You Must Be This Tall to Ride

Content Warning: Height dysphoria, transphobia

I recently joined the millions of users on Tinder, a social networking app that allows for mutually interested individuals to communicate if they are within a predetermined distance. Tinder functions simply. Users are presented one-by-one with other profiles—which include up to six photos, age, distance, and a brief text description—and are given two options: swipe left to “dislike” and thereby remove the profile as a potential match, or swipe right to “like.” If both users have mutually swiped right, the application allows for text communication between the two profiles to occur.

While the app can be used to find friends, Tinder is most frequently used as a dating services app. As I have swiped through profiles and read their short descriptions over the past few weeks, I have picked up on certain trends in the information users present to potential romantic and/or sexual partners. One of the most frequent descriptors used is height, revealing what many view as an important physical factor. This mark of importance ranges from implicit, such as simply listing one’s height, to extremely explicit, in which I’ve seen a profile’s description read, “Do not swipe right if you are under 5’10”.”

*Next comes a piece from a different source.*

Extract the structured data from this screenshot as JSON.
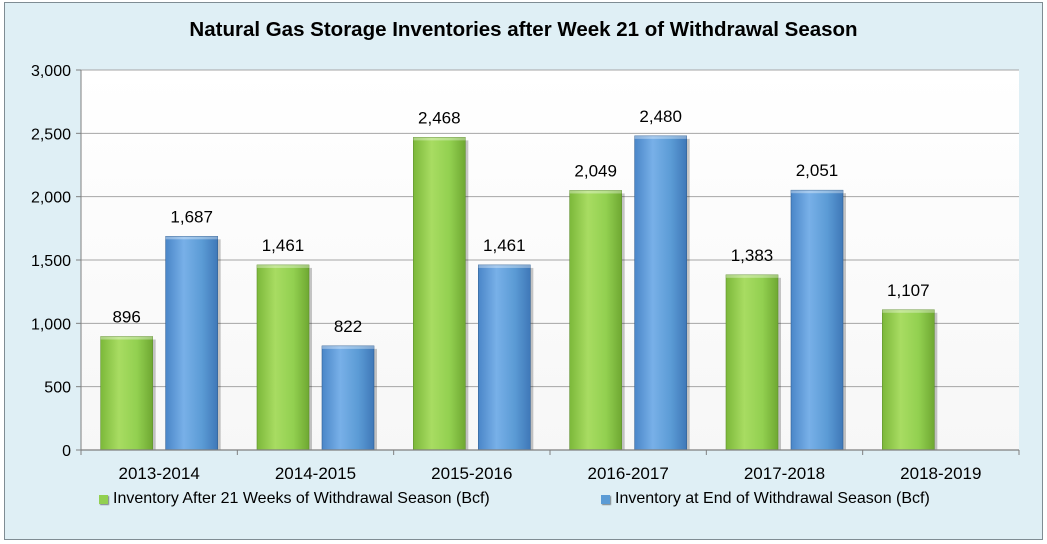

A recent national study showed that 48.9% of the heterosexual women surveyed wanted to only date men taller than them (Yancey & Emerson 62). Height preference was important to the heterosexual men surveyed as well, but not as important, with 1.3% wanting to only date women taller than them and 13.5% wanting to only date women shorter than them.

Height is clearly an important characteristic when it comes to choosing a partner, yet there has been some debate as to whether this is due to biological tendencies (evolutionary perspective) or social expectations. Ultimately, these gendered-height expectations are rooted in patriarchy. The women surveyed in the study often listed protection and security as reasons to why they prefer taller men (Yancey & Emerson 62). Others stated that a taller man made them feel more “feminine.” The men surveyed in the study who set upper limits for height were “not considering physical or sexual difficulties but societal expectations” (Yancey & Emerson 66). These men did not explicitly speak on traditional gender roles, but they did convey a desire to avoid possible stigma. Men were “reinforcing societal expectations with their higher height limit just as women reinforced those expectations with their lower height limit” (Yancey & Emerson 66).

Like many gender norms, height expectations have the harshest impact on the transgender community. Height dysphoria, an invasive dissatisfaction and discomfort with one’s height, is a frequently seen dilemma among online transgender support forums. Height is very difficult to amend, and because it is wrongfully associated with masculinity and femininity, transgender individuals suffer greatly. Posts in these online forums express a sense of futility. While it can be achievable to possess societally-deemed masculine traits such as hair growth, muscular strength, and body parts, height is nearly impossible to change. Some responders recommend shoes with platforms or boosters. Others simply recommend an attitude adjustment.

This attitude adjustment should not be the responsibility of the trans community, but rather those who have the privilege to actively challenge gender norms free from danger, particularly white, cis, and heterosexual individuals. It is human and understandable to have height expectations, as patriarchy is deeply embedded and can be difficult to unearth, but I ask the reader to truly consider their own expectations and from where they have been created. Just as we work to untangle the mess of patriarchy in our coursework, conversation, and minds, we must also work to distance ourselves from harmful gendered-height expectations.

Works Cited

Yancey, George, and Michael O. Emerson. “Does Height Matter? An Examination Of Height

Preferences In Romantic Coupling.” Journal Of Family Issues 37.1 (2016): 53. Publisher

Provided Full Text Searching File. Web. 29 Sept. 2016.